Vauxhall initially started off selling the Grandland Electric at around £41k, but knocked the price down not long after the car went on sale, and it now qualifies for the Electric Car Grant (eligible for cars under £37k) on top of that.
That means the FWD currently starts at £36,055, barely a couple of hundred quid more than the petrol version of the car. That’s in base spec Design trim.
Vauxhall has also priced the AWD below the Electric Car Grant threshold, meaning that even though it requires you to step up a trim level to GS spec, it starts from just £36,095. That’s less than the FWD version in this trim, which starts from £37,605.
It’s a similar story for the top spec Ultimate trim (£37,595/£39,095 respectively), and means like for like, the Grandland Electric comes in a good chunk cheaper than its closest rival, the Peugeot e-3008.
If you went for the mid-range GS car on Vauxhall's PCP scheme you'd be looking at around £358 a month over four years/40,000 miles with a 10 per cent deposit down.
What are the trims like?
Base-spec Design gets you 19in alloys, LED lights front and rear, 10in digital dash and touchscreen infotainment with wireless Apple/Android, front and rear parking sensors, dual-zone climate control, electric folding mirrors and adaptive cruise control.

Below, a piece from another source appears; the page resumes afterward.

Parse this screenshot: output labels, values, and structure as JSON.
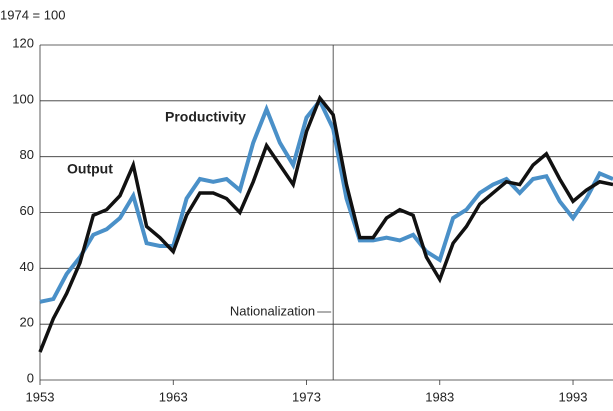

GS trim gets a fancier look thanks to diamond-cut alloys, a light up grille and matrix headlights, exterior styling tweaks and rear tinted windows. Inside you get a heated steering wheel and heated front seats, ambient lighting, larger 16in infotainment with satnav, wireless phone charging and a rearview camera.
Finally, range-topping Ultimate spec gets you 20in alloys, a heated windscreen, electric tailgate, panoramic glass roof, head-up display, a juicier sound system and 360-degree parking cameras.
Which one should I go for?
The twinkly front-end graphics with the light-up grille and the welcome show from the matrix headlights are deeply naff, but we’d still go for the mid-range GS spec single motor for the heated steering wheel and front seats.
All Grandland Electrics come with a heat pump as standard, which is a nice touch, but Vauxhall probably had no choice when they saw how inefficient the car is in the cold.